La giornata è schietta, fresca ma soleggiata, proprio una giornata da giro in moto.
Al primo sguardo la moto appare piccola e compatta, carina con una linea accattivante che ispira subito simpatia con il serbatoio un po’ tozzo, il codino “ritto”, il fanalone tondo e il motore Benelli in bella vista. Salendo in moto per me, che sono alta un metro e settanta, la posizione di guida sembrava un po’ bassa ma subito dopo quella stessa impostazione mi dava il senso di sicurezza e di completo dominio del mezzo. Accendendo il quadro la strumentazione digitale mi sembra semplice ed essenziale anche se con il sole non è proprio ben visibile. Mettendo in moto ho dato un senso al nome che le hanno messo: LEONCINO appunto, dando un po’ di gas il suo rumore cupo e graffiante, un po’ metallico pareva proprio il ruggito di un piccolo leone.

Metto la prima e via si parte.
La leva della frizione è un po’ dura ma, in collaborazione con il cambio preciso, risulta perfetta.
La guida è piacevole e, con mia sorpresa, la ripresa è notevole nonostante il piccolo motore da 500 cc che eroga una potenza di 48 cavalli. Iniziano le curve più impegnative, la sensazione è che la moto sia molto leggera e maneggevole. L’ingresso in curva è facile e la percorrenza della linea è sicura senza accenni di perdita di aderenza al suolo anche per chi come me ha ancora tanta esperienza da maturare.

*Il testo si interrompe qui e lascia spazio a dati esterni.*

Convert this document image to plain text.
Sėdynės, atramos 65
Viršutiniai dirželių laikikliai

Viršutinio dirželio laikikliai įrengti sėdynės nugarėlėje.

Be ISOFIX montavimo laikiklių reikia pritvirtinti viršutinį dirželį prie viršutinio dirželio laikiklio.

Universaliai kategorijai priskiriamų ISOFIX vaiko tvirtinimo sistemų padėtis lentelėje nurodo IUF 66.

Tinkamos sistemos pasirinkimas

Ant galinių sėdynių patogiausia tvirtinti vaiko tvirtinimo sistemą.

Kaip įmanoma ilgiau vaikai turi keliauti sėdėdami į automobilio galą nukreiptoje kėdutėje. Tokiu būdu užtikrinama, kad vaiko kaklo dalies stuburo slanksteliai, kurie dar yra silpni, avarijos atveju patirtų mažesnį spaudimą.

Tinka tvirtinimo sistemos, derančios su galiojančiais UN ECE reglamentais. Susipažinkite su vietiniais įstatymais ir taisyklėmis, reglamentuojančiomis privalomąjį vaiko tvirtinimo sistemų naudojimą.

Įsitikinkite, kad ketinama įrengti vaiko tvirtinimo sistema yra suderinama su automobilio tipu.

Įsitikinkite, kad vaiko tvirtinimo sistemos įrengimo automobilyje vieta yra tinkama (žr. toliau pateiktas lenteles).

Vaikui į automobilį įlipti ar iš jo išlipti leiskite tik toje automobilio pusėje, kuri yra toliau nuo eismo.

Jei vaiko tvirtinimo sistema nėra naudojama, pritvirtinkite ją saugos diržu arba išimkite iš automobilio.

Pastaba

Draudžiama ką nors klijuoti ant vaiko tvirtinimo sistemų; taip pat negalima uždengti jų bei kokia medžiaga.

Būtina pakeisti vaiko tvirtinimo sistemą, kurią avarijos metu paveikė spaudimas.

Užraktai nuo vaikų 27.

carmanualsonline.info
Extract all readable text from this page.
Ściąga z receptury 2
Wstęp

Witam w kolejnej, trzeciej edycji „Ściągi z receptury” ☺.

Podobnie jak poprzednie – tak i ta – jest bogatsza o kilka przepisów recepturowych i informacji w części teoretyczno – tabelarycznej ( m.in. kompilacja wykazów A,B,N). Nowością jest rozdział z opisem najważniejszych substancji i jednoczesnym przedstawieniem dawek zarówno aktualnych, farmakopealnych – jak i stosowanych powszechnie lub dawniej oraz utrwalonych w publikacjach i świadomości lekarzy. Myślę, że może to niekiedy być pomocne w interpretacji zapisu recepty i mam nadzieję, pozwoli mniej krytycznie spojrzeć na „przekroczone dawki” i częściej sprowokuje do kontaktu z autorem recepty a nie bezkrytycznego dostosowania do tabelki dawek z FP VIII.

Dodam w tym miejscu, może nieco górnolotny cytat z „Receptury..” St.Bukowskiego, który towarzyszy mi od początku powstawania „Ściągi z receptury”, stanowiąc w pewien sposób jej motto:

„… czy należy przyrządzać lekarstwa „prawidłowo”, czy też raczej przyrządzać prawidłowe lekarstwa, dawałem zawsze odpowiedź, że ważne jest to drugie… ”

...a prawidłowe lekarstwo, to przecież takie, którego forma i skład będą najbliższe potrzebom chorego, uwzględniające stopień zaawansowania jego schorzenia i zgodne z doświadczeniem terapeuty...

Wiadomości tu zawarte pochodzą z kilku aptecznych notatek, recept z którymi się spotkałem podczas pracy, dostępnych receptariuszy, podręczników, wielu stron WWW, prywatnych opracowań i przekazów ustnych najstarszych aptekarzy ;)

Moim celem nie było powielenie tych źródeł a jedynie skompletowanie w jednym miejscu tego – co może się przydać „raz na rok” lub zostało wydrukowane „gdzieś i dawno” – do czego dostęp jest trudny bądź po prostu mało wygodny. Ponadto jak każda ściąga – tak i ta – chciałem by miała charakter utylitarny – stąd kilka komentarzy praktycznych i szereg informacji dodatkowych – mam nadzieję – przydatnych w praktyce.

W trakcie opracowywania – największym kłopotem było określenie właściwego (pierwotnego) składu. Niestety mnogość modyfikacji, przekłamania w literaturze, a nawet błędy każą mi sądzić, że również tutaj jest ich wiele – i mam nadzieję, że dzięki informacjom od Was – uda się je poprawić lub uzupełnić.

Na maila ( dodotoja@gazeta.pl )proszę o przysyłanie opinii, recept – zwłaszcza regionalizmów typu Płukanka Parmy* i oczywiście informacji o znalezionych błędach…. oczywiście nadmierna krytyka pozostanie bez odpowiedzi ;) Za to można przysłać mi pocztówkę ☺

Negli allunghi ad alti regimi la LEONCINO mostra qualche limite, iniziando a far sentire piccole vibrazioni sulle pedane nonostante la velocità raggiunta non fosse eccezionalmente elevata.
La frenata è ottimale, decisa e sicura, i due grossi dischi con ABS e le forche anteriori svolgono un gran lavoro. Nonostante la strada fosse a tratti disconnessa, le sospensioni hanno limitato alla grande i contraccolpi.

A questo punto metto da parte la velocità e le curve.
Visto che mi è stata data la possibilità di provare questa moto per una intera giornata, ho deciso di fare un giro sulle strade di San Marino per comprendere il grado di agilità della LEONCINO nel traffico cittadino. Anche qui mi sono trovata veramente a mio agio, la piccola taglia della moto mi ha consentito di muovermi con agilità in mezzo al traffico.
Ho percorso le salite e le discese di San Marino, con semafori e rotatorie, in pieno controllo del mezzo, il cambio ha lavorato molto bene nonostante le continue fermate e ripartenze. Quando mi fermo agli stop, noto che qualcuno si gira verso di me. Il ruggito del LEONCINO e la sua linea accattivante evidentemente attirano lo sguardo. Ritorno verso casa, mi sto divertendo e nonostante inizi ad essere un po’ stanca, penso che un’occasione cosi non capita tutti i giorni, quindi decido di proseguire allungando il giro di qualche chilometro.
Così dalla cima del Passo di Viamaggio sono arrivata a Pieve Santo Stefano e ho percorso il giro che costeggia l’invaso di Montedoglio, passando da Anghiari fino a tornare a Sansepolcro.
Alla fine della prova mi sento soddisfatta per le prestazioni e l’agilità di questa piccola-grande moto, adatta sicuramente a chi si vuole avvicinare per la prima volta all’esperienza delle due ruote.
Senza tanti compromessi è una moto che regala belle sensazioni di guida.
Ringrazio moltissimo BENELLI per l’opportunità che mi ha dato. Le emozioni sono state veramente forti e spero che ci siano altre occasioni in futuro.